During the 50’s and 60’s, the basement was a popular meeting place for many men from the offices of the surrounding city area. Women were not welcome in public bars until the late 70’s.
There was always a large gathering at 5pm at the end of the working day for the hour before closing.
One story of the time told of a father placing his young son on the bar and instructing him to “give us a tune Johnny”. The boy sang of the crowd received cheers and applause from them.
The boy was reportedly, John Farnham, who later become a great recording artist.
The employees of the Advertiser and The News (Adelaide’s evening newspaper for many years) made The Ambassadors their “local” with reporters spending a good portion of their afternoons on Balcony Oyster Bar on the first floor overlooking King William, Street, while writing their columns.
There have been numerous stories of the ghosts of The Ambassadors, but the most persistent is the story of “Mary” who apparently worked as the Supervisor in the Dining Room in the 1950’s. Living in the hotel, even after retirement, she died at 91 years old. It seems Mary is a friendly ghost and is often seen by both staff and guests wandering the first floor and dining room.
Quite a few groups from the Army and Air Force held their passing out dinners in the hotel dining room and even today, The Ambassadors Hotel still sees the last of these same men reunite for Anzac and Remembrance Day each year.
The personnel from the ship HMAS Australia meet once a month in the dining room at lunch time and have done for a number of years, although their original number is rapidly diminishing now,
The 2nd/48th Battalion were the most decorated soldiers during the second World War (including a Victoria Cross recipient) was made up entirely of South Australian boys.
Those remaining still meet at The Ambassadors monthly and on Anzac Day each year, have a luncheon for 60-70 people comprising of returned servicemen, family and friends.

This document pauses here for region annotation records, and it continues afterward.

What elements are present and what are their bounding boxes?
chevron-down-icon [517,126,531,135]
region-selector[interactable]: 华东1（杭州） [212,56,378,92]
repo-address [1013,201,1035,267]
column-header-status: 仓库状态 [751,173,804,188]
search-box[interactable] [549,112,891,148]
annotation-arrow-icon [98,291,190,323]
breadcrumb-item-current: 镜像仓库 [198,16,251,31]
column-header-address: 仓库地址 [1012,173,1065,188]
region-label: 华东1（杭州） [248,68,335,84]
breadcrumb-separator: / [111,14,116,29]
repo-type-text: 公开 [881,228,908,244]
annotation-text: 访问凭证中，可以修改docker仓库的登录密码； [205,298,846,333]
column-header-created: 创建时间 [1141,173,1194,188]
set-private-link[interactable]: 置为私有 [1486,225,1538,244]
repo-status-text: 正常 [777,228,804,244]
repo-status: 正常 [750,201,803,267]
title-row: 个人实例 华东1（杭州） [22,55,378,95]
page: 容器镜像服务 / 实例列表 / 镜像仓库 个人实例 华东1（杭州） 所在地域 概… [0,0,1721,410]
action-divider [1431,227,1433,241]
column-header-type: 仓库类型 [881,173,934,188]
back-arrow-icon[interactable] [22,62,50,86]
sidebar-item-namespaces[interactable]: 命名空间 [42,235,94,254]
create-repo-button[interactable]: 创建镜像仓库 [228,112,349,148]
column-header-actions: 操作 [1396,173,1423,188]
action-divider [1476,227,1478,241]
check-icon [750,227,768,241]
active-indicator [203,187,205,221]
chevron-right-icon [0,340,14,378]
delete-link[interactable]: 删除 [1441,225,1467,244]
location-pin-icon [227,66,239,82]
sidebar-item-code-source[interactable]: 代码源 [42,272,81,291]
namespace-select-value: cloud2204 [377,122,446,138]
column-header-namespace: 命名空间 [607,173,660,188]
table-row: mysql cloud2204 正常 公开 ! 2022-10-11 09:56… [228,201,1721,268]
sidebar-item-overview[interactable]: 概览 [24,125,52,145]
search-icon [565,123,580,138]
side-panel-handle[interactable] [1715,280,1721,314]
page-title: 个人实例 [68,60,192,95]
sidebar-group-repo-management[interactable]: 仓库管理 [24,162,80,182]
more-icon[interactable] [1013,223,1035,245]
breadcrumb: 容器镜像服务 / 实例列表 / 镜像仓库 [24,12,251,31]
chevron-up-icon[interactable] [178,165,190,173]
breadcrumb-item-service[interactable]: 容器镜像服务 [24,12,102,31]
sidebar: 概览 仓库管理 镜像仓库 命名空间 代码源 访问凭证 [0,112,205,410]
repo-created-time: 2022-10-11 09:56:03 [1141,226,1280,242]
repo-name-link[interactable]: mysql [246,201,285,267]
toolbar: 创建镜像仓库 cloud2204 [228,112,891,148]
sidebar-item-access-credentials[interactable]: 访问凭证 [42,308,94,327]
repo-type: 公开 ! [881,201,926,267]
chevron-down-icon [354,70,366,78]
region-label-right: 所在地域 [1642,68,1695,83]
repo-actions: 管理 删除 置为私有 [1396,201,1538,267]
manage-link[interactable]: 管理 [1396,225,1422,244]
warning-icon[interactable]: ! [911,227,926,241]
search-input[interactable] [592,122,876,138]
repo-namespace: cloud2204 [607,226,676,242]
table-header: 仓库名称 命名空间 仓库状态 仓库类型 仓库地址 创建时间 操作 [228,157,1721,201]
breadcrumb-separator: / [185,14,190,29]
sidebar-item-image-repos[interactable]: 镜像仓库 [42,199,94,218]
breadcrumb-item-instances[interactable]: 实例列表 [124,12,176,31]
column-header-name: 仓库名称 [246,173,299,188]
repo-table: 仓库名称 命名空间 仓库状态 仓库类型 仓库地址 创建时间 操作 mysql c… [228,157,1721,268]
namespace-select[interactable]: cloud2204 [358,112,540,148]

During the 1970’-80’s the hotel saw many changes to its clientele due to the influx of the suburban hotels and changes to drinking laws.
With the advent of gaming machines in the late 80’s the focus again changed with incentives to patronise the venue including $7 meals which included a glass of beer, wind or soft drink and $5 in coins to spend in the gamin room.
These days, the gaming laws are such that it is against the law to offer any incentives to keep patrons gambling.
Through its life, the hotel has seen quite a few licensees come and go, with each imprinting either minor or major changes to the interior, though no one has altered the elevator which is the only electric lift still operating in South Australia for public use. It has manually operated doors and reminds people of the original brass gated lifts of a bygone era.
The latest licensees have slowly been refurbishing the guest rooms and the basement, known now as the Ambar Lounge.
They would like to recapture the old-world charm of the original premise as demonstrated in the Marble Bar situated on the ground floor. A cosy bar with chesterfields, an eclectic arrangement of chairs, lamps and prints reminiscent of grandparents sitting rooms.
In the beginning of the 20th century there were 11 hotels between North Terrace and Victoria Square in the city of Adelaide, but now the Ambassadors’ Hotel is the sole remainder, still offering affordable, comfortable accommodation, meals and bar service all in a family friendly style setting.
We no longer offer stockyards and stabling as a standard, but anything is possible if requested and “Mary” may still visit if you are lucky.